Fuel pump arrived today! :thumbup: will put this thing on Saturday, and should be in the water Sunday! I'll report back. :yes:


----------



## fish2day (Apr 9, 2011)

*Electric Fuel Pump*



CCC said:


> Ask two people get two answers, I personally burned up a Johnson due to the VRO not working, after I got the motor rebuilt I had them remove the VRO, install an electric fuel pump and pre mixed all my gas. To me that is the way to go, that way if she is running you are sure she is getting oil. Just my .02 worth.
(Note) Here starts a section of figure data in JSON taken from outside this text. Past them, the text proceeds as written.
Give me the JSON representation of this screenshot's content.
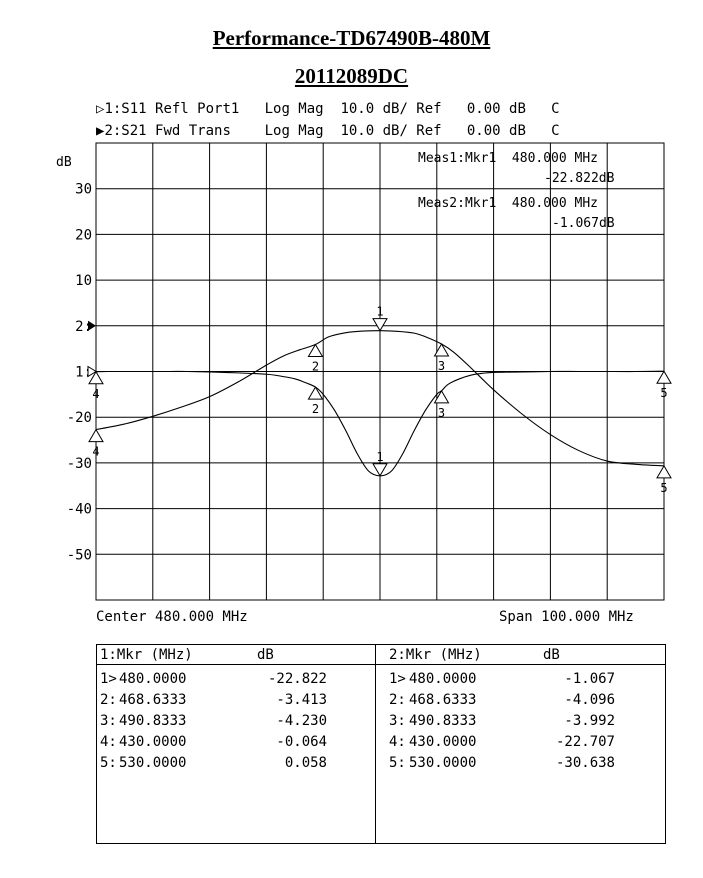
{
  "title": "Performance-TD67490B-480M",
  "subtitle": "20112089DC",
  "traces_header": [
    {
      "marker_glyph": "▷",
      "text": "1:S11 Refl Port1   Log Mag  10.0 dB/ Ref   0.00 dB   C"
    },
    {
      "marker_glyph": "▶",
      "text": "2:S21 Fwd Trans    Log Mag  10.0 dB/ Ref   0.00 dB   C"
    }
  ],
  "readouts": [
    {
      "line1": "Meas1:Mkr1  480.000 MHz",
      "line2": "-22.822dB"
    },
    {
      "line1": "Meas2:Mkr1  480.000 MHz",
      "line2": "-1.067dB"
    }
  ],
  "footer": {
    "center": "Center 480.000 MHz",
    "span": "Span 100.000 MHz"
  },
  "chart_data": {
    "type": "line",
    "ylabel": "dB",
    "x_range_mhz": [
      430,
      530
    ],
    "y_scale_db_per_div": 10,
    "reference_db": 0,
    "y_tick_labels": [
      "30",
      "20",
      "10",
      "2:",
      "1:",
      "-20",
      "-30",
      "-40",
      "-50"
    ],
    "series": [
      {
        "name": "S11",
        "marker_labels": [
          "1",
          "2",
          "3",
          "4",
          "5"
        ],
        "x": [
          430,
          432,
          435,
          438,
          440,
          443,
          446,
          450,
          455,
          460,
          462,
          465,
          467,
          468.6333,
          470,
          472,
          474,
          476,
          478,
          480,
          482,
          484,
          486,
          488,
          490,
          490.8333,
          492,
          494,
          496,
          498,
          500,
          505,
          510,
          515,
          520,
          525,
          530
        ],
        "y": [
          -0.064,
          0,
          0,
          0,
          0,
          0,
          0,
          -0.1,
          -0.3,
          -0.6,
          -0.9,
          -1.6,
          -2.5,
          -3.413,
          -5,
          -8.5,
          -13,
          -18,
          -21.8,
          -22.822,
          -21.8,
          -18,
          -13,
          -8.5,
          -5,
          -4.23,
          -2.8,
          -1.6,
          -0.8,
          -0.4,
          -0.2,
          -0.1,
          0,
          0,
          0,
          0,
          0.058
        ]
      },
      {
        "name": "S21",
        "marker_labels": [
          "1",
          "2",
          "3",
          "4",
          "5"
        ],
        "x": [
          430,
          435,
          440,
          445,
          450,
          455,
          460,
          463,
          466,
          468.6333,
          471,
          474,
          477,
          480,
          483,
          486,
          488,
          490.8333,
          493,
          496,
          500,
          505,
          510,
          515,
          520,
          525,
          530
        ],
        "y": [
          -22.707,
          -21.5,
          -19.8,
          -17.8,
          -15.5,
          -12.3,
          -8.6,
          -6.6,
          -5.2,
          -4.096,
          -2.4,
          -1.5,
          -1.15,
          -1.067,
          -1.2,
          -1.6,
          -2.4,
          -3.992,
          -5.8,
          -9.2,
          -14,
          -19.3,
          -23.8,
          -27.3,
          -29.6,
          -30.3,
          -30.638
        ]
      }
    ]
  },
  "marker_tables": [
    {
      "header_left": "1:Mkr (MHz)",
      "header_right": "dB",
      "rows": [
        {
          "id": "1>",
          "freq": "480.0000",
          "val": "-22.822"
        },
        {
          "id": "2:",
          "freq": "468.6333",
          "val": "-3.413"
        },
        {
          "id": "3:",
          "freq": "490.8333",
          "val": "-4.230"
        },
        {
          "id": "4:",
          "freq": "430.0000",
          "val": "-0.064"
        },
        {
          "id": "5:",
          "freq": "530.0000",
          "val": "0.058"
        }
      ]
    },
    {
      "header_left": "2:Mkr (MHz)",
      "header_right": "dB",
      "rows": [
        {
          "id": "1>",
          "freq": "480.0000",
          "val": "-1.067"
        },
        {
          "id": "2:",
          "freq": "468.6333",
          "val": "-4.096"
        },
        {
          "id": "3:",
          "freq": "490.8333",
          "val": "-3.992"
        },
        {
          "id": "4:",
          "freq": "430.0000",
          "val": "-22.707"
        },
        {
          "id": "5:",
          "freq": "530.0000",
          "val": "-30.638"
        }
      ]
    }
  ]
}
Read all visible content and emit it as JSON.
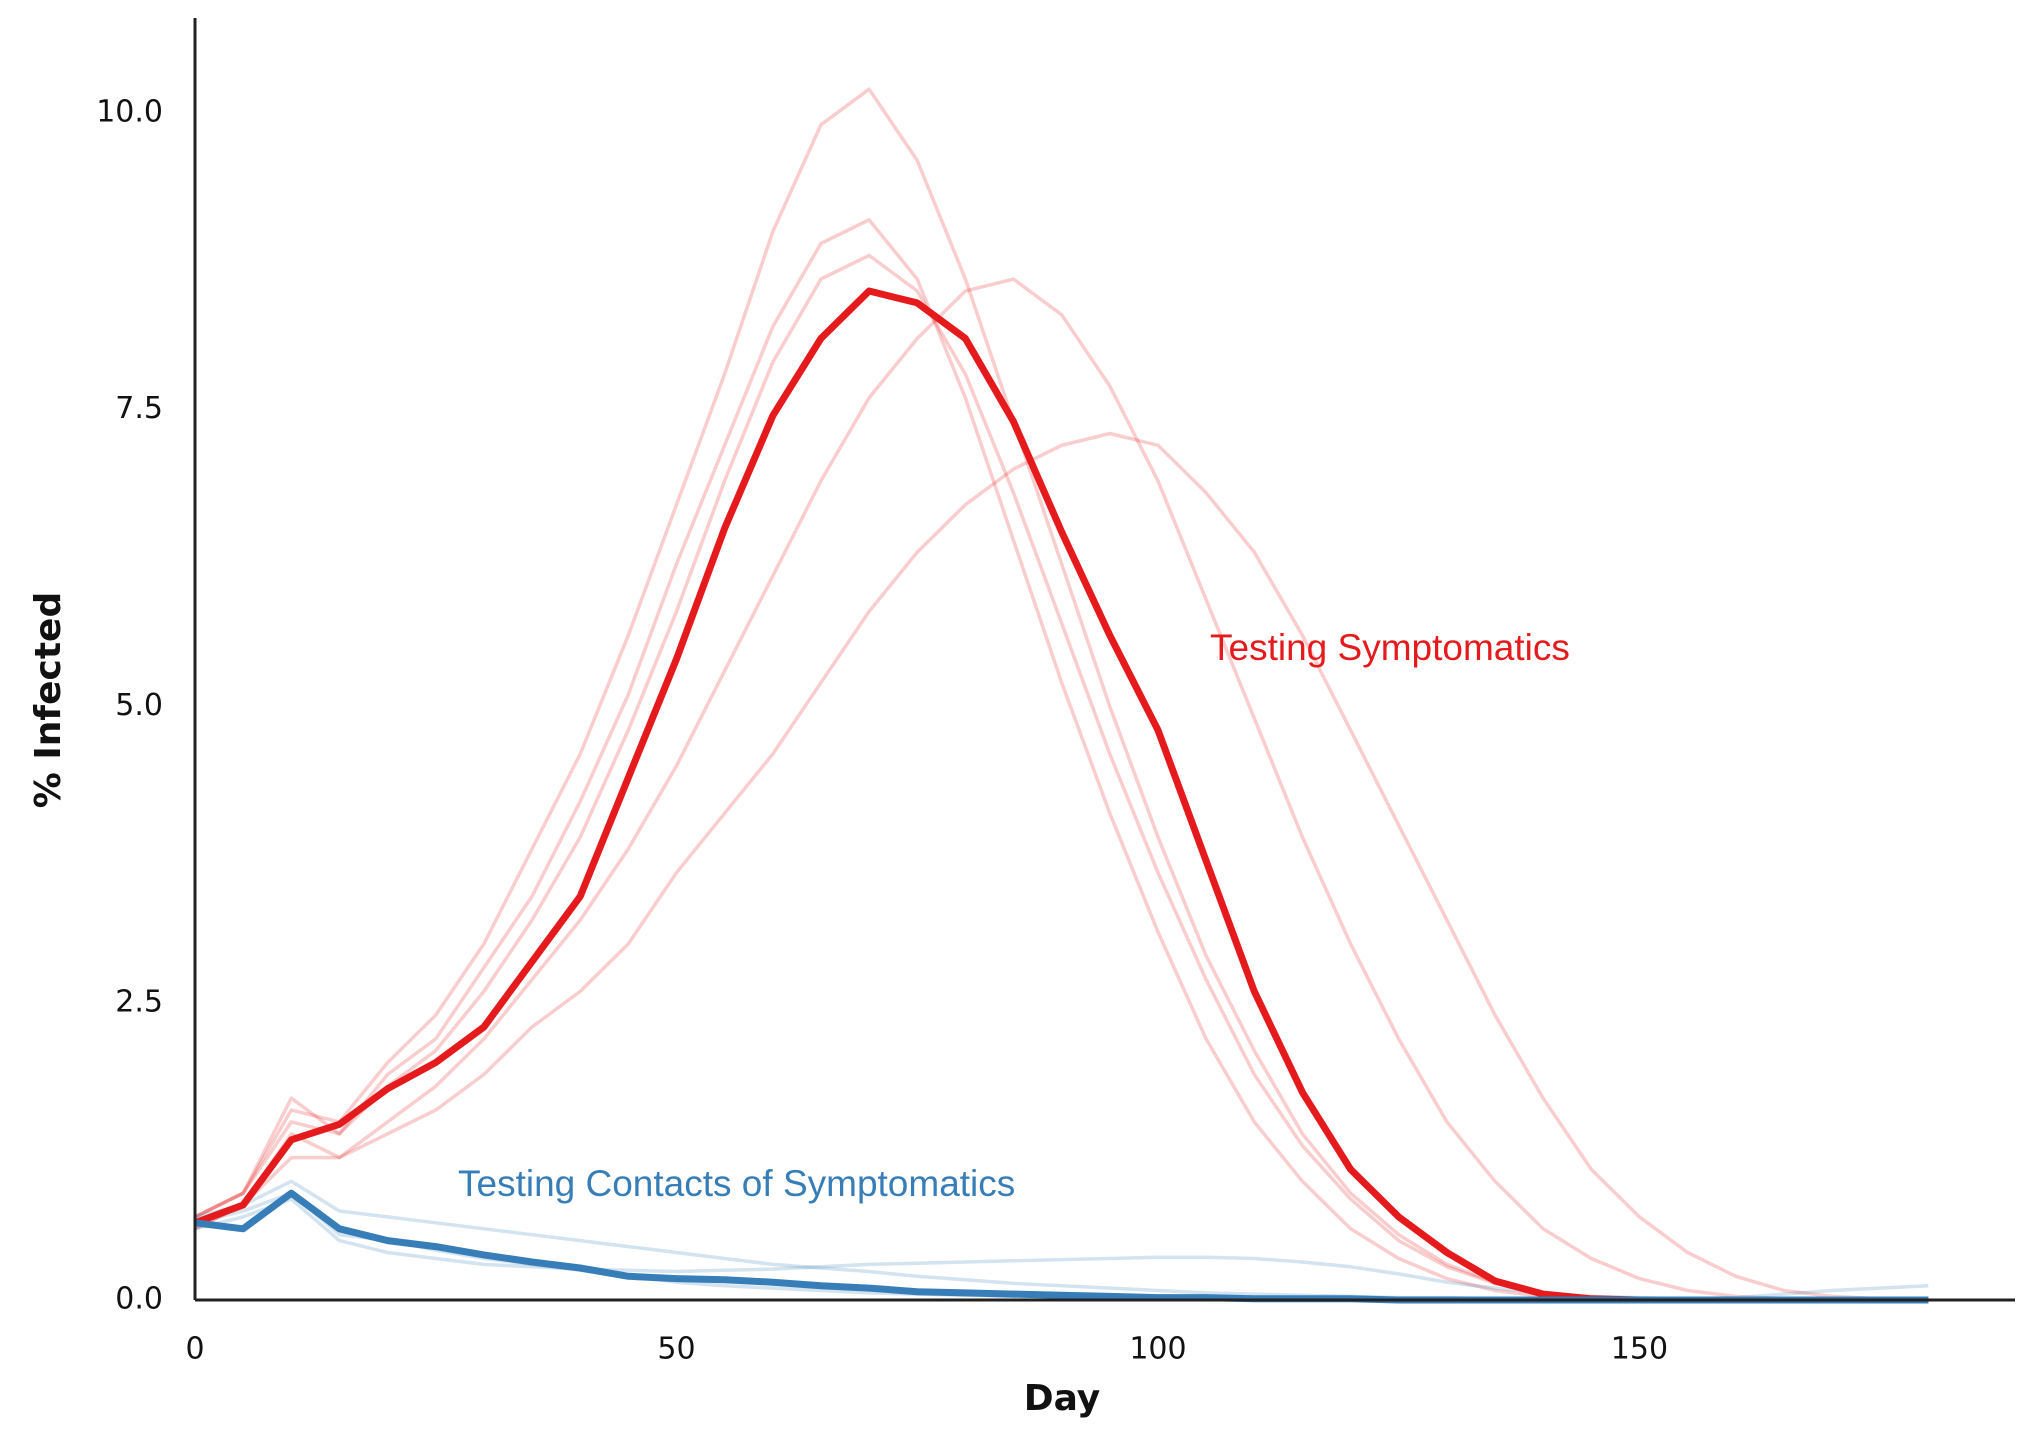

I have a 1991 Johnson 200 that I think the pump is getting weak. What kind if electric pump do I get to replace the VRO?? I already premix. Thanks for your help..


----------



## DragonSlayer (Nov 2, 2007)

I understand the electric pump is not USCG approved, I cannot prove this(I did not look), but I bought a new VRO pump for $355 + $12 for shipping. That's the same pump you need. Pm me if I can help, I got numbers for the place I bought mine at. I'm gonna hook it up, prime the oil and give it hell! My main tank is premixed now, so no worries.


----------



## pappastratos (Oct 9, 2007)

The VRO is a very reliable system. BUT I had a OMC mechanic tell me that the VRO/fuel pump & the oil tank pump need to be replaced every 10 years. We can't expect these pumps & systems to last forever without any maintenance.


----------



## lastcast (Oct 12, 2007)

Here's a good read if you have time on the VRO.
http://continuouswave.com/whaler/reference/VRO.html


----------



## TURTLE (May 22, 2008)

CCC said:


> Ask two people get two answers, I personally burned up a Johnson due to the VRO not working, after I got the motor rebuilt I had them remove the VRO, install an electric fuel pump and pre mixed all my gas. To me that is the way to go, that way if she is running you are sure she is getting oil. Just my .02 worth.


*I've had 2 and the first thing I did was take out the VRO pump and mix. Nothing worse then seeing the light and hearing the horn when your 25 miles out.:thumbdown:*


----------



## DragonSlayer (Nov 2, 2007)

Got the pump installed Saturday, put it in the water Sunday...all good!!:thumbup: no lights, no issues, ran out great. I'm gonna run the tank out(premix) and the run on VRO only. But I will keep oil in console if light comes back on.


----------



## marmidor (Mar 15, 2008)

Slayer I herd the only thing that will keep that light out is fish blood on the boat!! Glad you got it fixed bro!!! Now go kill something!!!


----------



## DHB699 (Oct 1, 2009)

TURTLE said:


> *I've had 2 and the first thing I did was take out the VRO pump and mix. Nothing worse then seeing the light and hearing the horn when your 25 miles out.:thumbdown:*


Or not seeing the light because there is something on the dash and not hearing the horn because the radio is to loud and a minute later no engine


----------